Başlangıç » Genel » BÖLÜM 1 Baba Nakkaş Dönemi (1480 – 1535)

BÖLÜM 1 Baba Nakkaş Dönemi (1480 – 1535)

11 Eylül 2011

 s.004

 

 

 

BÖLÜM 1 

 

BABA NAKKAŞ DÖNEMİ

(1480-1535)

 

Asıl adı Muhammed Şeyh Bayezid olan Baba Nakkaş’ın doğum ve ölüm tarihleri kesin olarak bilinmemektedir. Muhtemelen 1430 – 35 lerde doğduğunu tahmin etmekteyiz. İstanbul’un fethinden sonra Saraya kabul edilmiş olması tarihsel açıdan uygun düşer. Görevinde yükselmesi ve Nakkaş Başı olması ise, 1466 ya tarihlenebilir. Çünkü Fatih Sultan Mehmet tarafından kendisine mülk olarak Çatalca’daki Nakkaşköy’ün (o günkü adıyla Kutlubey köyü) verilmesini belgeleyen Vakıflar Genel Müdürlüğündeki “temlikneme” suretindeki tarih; 1466 dır. Yaklaşık 10 Sene sonra Saraydaki konumu ve Padişahın takdirlerine mazhar olduğunu kanıtlayan ikinci bir belge ise, Padişah tuğralı, 1475 tarihli, İnceğiz nahiyesinden birçok emlak ve Nakkaşköy de yaptırdığı mescit’in Baba Nakkaş’a verilmesini belgeleyen vakfiyedir.  

 


 

 

 

Çin yaşamı ve mitolojik inançları incelendiğin de, “Ling Zhi” mantarının ölümsüzlüğü sağladığına inanılır. Bu nedenledir ki Çin sanatının önemli figürlerinden biridir. Tüm süsleme sanatlarında özenle kullanılmış ve Çin seramiklerinin de vazgeçilmez motiflerinden biri olmuştur. Özellikle “Yuan döneminden” başlayarak, günümüze kadar süren bir uygulama periyoduna sahiptir.

İznik seramik tarihinde de, 1480 ler den 1500 lere kadar, hangi figür olduğu bilinmeden kopyalanmıştır.

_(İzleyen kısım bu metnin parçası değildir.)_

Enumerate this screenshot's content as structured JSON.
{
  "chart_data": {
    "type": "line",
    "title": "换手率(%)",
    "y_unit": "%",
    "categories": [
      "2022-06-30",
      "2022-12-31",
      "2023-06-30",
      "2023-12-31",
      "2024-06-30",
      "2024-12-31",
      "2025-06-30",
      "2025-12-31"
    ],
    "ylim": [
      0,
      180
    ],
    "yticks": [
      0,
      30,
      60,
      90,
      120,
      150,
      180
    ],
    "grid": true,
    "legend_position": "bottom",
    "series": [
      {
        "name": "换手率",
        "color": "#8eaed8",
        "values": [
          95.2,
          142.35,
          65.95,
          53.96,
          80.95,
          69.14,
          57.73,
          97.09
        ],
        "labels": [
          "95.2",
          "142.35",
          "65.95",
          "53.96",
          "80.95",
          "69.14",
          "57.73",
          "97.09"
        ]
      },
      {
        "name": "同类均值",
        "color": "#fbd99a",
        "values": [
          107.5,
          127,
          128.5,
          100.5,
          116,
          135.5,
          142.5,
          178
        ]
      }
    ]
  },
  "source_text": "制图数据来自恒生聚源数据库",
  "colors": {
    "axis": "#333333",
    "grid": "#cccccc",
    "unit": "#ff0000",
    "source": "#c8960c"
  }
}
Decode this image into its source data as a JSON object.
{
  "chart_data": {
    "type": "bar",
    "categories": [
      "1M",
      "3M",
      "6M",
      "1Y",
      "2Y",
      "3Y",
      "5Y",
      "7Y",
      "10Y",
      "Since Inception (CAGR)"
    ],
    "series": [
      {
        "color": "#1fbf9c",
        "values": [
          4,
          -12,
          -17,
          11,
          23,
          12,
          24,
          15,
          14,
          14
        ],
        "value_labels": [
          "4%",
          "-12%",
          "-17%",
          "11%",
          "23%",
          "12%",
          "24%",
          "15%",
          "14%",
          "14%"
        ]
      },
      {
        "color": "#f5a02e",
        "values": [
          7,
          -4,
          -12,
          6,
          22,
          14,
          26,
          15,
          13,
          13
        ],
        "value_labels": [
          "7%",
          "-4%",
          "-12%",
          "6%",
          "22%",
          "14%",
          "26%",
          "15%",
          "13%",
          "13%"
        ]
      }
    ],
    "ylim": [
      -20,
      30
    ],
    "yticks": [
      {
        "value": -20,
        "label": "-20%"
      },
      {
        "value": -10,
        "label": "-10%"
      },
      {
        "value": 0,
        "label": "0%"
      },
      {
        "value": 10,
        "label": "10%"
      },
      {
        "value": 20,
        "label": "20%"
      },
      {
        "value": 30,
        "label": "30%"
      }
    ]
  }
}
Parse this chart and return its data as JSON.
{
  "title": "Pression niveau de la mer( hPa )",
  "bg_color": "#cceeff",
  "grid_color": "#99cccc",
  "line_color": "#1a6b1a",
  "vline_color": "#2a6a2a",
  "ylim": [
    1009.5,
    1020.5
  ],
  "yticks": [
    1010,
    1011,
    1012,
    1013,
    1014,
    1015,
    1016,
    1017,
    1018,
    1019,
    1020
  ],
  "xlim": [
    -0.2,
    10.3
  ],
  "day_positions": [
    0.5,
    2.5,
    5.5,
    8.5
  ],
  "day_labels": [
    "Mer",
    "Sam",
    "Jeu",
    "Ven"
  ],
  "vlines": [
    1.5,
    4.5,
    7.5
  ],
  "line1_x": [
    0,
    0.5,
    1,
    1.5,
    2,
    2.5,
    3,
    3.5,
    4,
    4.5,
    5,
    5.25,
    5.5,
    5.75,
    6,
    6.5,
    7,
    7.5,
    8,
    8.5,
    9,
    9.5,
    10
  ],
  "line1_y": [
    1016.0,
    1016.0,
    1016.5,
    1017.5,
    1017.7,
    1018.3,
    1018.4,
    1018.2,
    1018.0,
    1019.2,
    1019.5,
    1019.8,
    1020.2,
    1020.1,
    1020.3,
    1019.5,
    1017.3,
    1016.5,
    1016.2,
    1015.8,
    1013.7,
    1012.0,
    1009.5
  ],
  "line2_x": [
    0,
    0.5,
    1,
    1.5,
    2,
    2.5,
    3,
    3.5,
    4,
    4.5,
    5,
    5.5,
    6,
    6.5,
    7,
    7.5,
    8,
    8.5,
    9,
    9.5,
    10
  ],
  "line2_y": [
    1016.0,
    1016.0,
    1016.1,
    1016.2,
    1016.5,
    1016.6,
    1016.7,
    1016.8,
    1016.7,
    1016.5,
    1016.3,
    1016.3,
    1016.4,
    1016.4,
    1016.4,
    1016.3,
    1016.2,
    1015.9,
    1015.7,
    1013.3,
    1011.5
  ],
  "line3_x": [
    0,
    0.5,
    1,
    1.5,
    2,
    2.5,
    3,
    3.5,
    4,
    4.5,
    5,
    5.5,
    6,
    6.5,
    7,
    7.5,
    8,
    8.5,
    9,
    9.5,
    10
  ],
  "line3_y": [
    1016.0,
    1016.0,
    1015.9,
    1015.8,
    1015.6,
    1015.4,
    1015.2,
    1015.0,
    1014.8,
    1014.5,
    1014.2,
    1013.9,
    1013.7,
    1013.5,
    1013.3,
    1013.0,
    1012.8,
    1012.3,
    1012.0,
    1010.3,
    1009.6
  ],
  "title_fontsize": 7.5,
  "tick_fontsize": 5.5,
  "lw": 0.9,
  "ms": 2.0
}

Bir çok yorumcu ve akademisyen benzerliği nedeniyle bu motifi, “Nilüfer çiçeği yaprağı” zannetmiştir. (resim 1,2,3) Motifin Ling zhi mantarı olduğu en kolay dallarında ki yaprak formundan anlaşılır. Bu üçlü kıvrımlı yaprak şekli  “dikkat edilmez” ise, Yuan dönemi Çin örneklerindeki Nilüfer çiçeği dallarındaki yapraklarla karıştırılabilir. (resim 81,82) Bu üçlü kıvrımlar ileri dönemlerde boşluk doldurma motifi olarak kullanılmıştır. Ancak uygulamada, kıvrımlar gittikçe “yuvarlaklara” dönüşmeye başladığından, çoğu kez bu desen “3’lü çintemani” zannedilmiştir  .(resim182)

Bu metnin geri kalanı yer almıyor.